If you don't already know why a helium balloon tethered to the floor of a minivan has the power to make your jaw drop, you're going to want to see this. Seriously – set aside five minutes of your time, have a seat and watch. You won't regret it.
In this, the latest installment of the outstanding YouTube science series Smarter Every Day, our host Destin explores the baffling behavior of a helium balloon in an accelerating vehicle. What's so baffling about it? See for yourself:
What's remarkable about this experiment is that the balloon's behavior seems completely counterintuitive to what we've been conditioned – with every turn, brake, and press of the gas pedal – to expect of objects in accelerating vehicles. What's beautiful about it is that this behavior isn't counterintuitive at all.
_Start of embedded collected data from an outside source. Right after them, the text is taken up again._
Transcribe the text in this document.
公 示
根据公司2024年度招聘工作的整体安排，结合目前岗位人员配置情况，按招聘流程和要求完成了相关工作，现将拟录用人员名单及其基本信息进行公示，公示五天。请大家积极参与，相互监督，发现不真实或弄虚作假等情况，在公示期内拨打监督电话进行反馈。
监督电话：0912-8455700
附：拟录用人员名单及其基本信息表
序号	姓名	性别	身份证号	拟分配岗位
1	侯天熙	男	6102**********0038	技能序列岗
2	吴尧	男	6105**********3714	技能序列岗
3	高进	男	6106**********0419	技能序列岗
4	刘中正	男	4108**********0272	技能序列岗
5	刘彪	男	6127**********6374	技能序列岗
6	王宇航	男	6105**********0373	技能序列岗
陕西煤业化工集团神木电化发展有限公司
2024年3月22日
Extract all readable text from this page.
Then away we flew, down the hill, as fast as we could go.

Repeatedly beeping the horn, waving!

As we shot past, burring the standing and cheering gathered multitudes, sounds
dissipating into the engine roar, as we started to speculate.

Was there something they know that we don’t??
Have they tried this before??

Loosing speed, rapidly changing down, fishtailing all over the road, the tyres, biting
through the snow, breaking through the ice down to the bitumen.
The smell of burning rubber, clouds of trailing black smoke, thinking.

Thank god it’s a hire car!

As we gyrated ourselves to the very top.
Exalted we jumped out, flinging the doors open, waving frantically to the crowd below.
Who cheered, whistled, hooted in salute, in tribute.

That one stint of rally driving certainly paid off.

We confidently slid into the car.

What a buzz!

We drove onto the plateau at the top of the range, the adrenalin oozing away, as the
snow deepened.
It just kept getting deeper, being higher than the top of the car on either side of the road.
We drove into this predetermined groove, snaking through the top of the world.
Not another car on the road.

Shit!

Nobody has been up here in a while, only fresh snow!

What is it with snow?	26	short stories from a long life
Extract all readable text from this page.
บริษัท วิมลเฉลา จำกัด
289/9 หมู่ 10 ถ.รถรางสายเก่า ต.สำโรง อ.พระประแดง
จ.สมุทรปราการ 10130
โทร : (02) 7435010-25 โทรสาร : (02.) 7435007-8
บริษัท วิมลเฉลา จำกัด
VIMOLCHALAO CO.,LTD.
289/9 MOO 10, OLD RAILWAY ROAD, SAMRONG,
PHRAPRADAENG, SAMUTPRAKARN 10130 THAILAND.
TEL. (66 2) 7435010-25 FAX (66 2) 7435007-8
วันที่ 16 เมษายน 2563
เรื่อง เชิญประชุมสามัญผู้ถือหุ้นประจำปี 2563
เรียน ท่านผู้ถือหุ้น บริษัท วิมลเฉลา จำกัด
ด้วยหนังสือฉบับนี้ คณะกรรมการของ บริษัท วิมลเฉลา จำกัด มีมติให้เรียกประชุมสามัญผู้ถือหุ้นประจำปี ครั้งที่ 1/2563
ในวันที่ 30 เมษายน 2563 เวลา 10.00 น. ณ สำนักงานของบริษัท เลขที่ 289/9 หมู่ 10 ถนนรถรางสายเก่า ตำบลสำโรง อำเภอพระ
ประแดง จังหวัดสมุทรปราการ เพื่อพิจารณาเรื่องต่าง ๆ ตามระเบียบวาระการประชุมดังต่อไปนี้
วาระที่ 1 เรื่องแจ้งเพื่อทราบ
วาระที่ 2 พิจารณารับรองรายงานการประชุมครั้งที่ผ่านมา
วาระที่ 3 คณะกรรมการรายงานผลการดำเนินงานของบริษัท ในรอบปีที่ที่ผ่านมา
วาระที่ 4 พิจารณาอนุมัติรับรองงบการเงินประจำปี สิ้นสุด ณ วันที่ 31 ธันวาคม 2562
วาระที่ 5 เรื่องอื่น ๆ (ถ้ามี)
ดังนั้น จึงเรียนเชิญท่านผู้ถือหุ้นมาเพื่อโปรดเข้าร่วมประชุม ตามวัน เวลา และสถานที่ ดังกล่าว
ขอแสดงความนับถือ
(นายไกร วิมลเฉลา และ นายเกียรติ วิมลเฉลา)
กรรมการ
It's not immediately obvious, but this is actually a fluid dynamics problem, as Destin alludes to with the mason jar full of water. Air is less dense than water, and is readily displaced by the water's motion in the mason jar. Similarly, helium is less dense than air. When the car accelerates, the air molecules in the car resist the change in motion (thanks inertia!) and collect in the back of the vehicle's interior. The air displaces the helium-filled balloon and causes it to move forward, away from the rear of the car where the air molecules have collected.
Still confused? There's an even easier, conceptual way to wrap your head around this problem. This particular explanation comes via Keith Fratus, a physics instructor at UC Berkeley:
Image Credit: Keith Fratus
Is there an easier way to see this [if we don't know much about fluid mechanics]? Yes! Remember that so long as I have a closed system which is accelerating at a constant rate, I can always pretend that it is actually not accelerating, but rather sitting still in a uniform gravitational field, via the equivalence principle...we can either think of [the air molecules in the car] having the back of the car rush over to meet them, or them being pulled down towards the back of the car by some gravitational force.
This means that I can pretend that the car is actually subject to not only the usual force of gravity, but also a force pointing backwards, equal and opposite to the acceleration. When I add these two gravitational fields together, the net result points down and to the left. This is the new direction of "gravity" in my system. Since I know that balloons always float "up" in a gravitational field, the balloon will point opposite to this direction, and thus it will tilt forward in the car! Thus, I was able to use the equivalence principle to immediately see the answer to what could have been a complicated fluid dynamics problem.